UK's Russia nuclear deal under review over Ukraine crisis

Sizewell power station Image copyright Reuters
Image caption The UK has courted international investors to help with its nuclear plans

The UK is reviewing its nuclear co-operation agreement with Russian state firm Rosatom because of the Ukraine crisis.

The Department of Energy and Climate Change (DECC) said the agreement was "under consideration" following Russia's military takeover of Ukraine's Crimea region.

The UK signed a pact with Rosatom last September, aimed at helping the firm enter the UK market.

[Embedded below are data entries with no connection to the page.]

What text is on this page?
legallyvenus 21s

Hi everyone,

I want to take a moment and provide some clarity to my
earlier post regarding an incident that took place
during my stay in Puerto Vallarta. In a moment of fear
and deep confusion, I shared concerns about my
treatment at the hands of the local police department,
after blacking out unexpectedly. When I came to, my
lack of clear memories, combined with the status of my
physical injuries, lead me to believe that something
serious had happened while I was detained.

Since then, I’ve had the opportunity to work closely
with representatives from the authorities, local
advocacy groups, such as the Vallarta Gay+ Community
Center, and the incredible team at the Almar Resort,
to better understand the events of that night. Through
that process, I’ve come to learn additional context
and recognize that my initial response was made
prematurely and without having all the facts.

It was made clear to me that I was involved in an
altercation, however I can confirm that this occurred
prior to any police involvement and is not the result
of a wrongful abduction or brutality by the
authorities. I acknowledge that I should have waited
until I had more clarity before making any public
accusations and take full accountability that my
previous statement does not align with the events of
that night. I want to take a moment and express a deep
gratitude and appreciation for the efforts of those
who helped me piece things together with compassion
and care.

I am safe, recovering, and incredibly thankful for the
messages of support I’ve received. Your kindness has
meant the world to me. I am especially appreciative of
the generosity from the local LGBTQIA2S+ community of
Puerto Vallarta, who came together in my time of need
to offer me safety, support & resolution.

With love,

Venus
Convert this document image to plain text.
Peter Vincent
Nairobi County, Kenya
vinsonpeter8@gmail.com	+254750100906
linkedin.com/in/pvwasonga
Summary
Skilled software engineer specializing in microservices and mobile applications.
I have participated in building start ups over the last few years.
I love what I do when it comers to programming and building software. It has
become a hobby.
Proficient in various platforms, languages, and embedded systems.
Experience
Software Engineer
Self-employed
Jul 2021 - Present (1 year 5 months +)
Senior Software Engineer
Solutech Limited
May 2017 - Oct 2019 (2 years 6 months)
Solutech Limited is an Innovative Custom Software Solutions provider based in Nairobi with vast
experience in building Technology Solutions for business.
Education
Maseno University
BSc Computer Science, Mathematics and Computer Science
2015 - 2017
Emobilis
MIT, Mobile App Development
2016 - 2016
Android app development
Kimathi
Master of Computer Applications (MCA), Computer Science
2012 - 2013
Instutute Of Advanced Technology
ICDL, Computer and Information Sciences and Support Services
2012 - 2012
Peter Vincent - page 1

Rosatom declined to comment.

"No decisions have been made on how this work will be taken forward, which is under consideration in the light of recent developments in Ukraine," a DECC spokesperson told the BBC.

The move comes as both the US and EU have imposed travel bans and asset freezes on pro-Russian officials in Crimea and supporters of President Putin after Russia took control of the peninsula.

The UK's agreement with Rosatom was aimed at giving it guidance on its nuclear regulation, potentially preparing it to enter the British market.

Rosatom had also signed deals with Finnish utility Fortum and Rolls-Royce to help it ensure its reactors would meet British regulatory standards.

A Fortum spokeswoman told Reuters that the agreement was now uncertain.

"Since the political situation is evolving rapidly, it is not easy - if even possible - to draw conclusions on the future development of affairs," she said.

Rolls-Royce declined to comment.

The UK has courted international investors, in a bid to help it replace its ageing nuclear power plants.

Last October, Britain signed a deal with France's EDF to build the UK's first new plant in 20 years.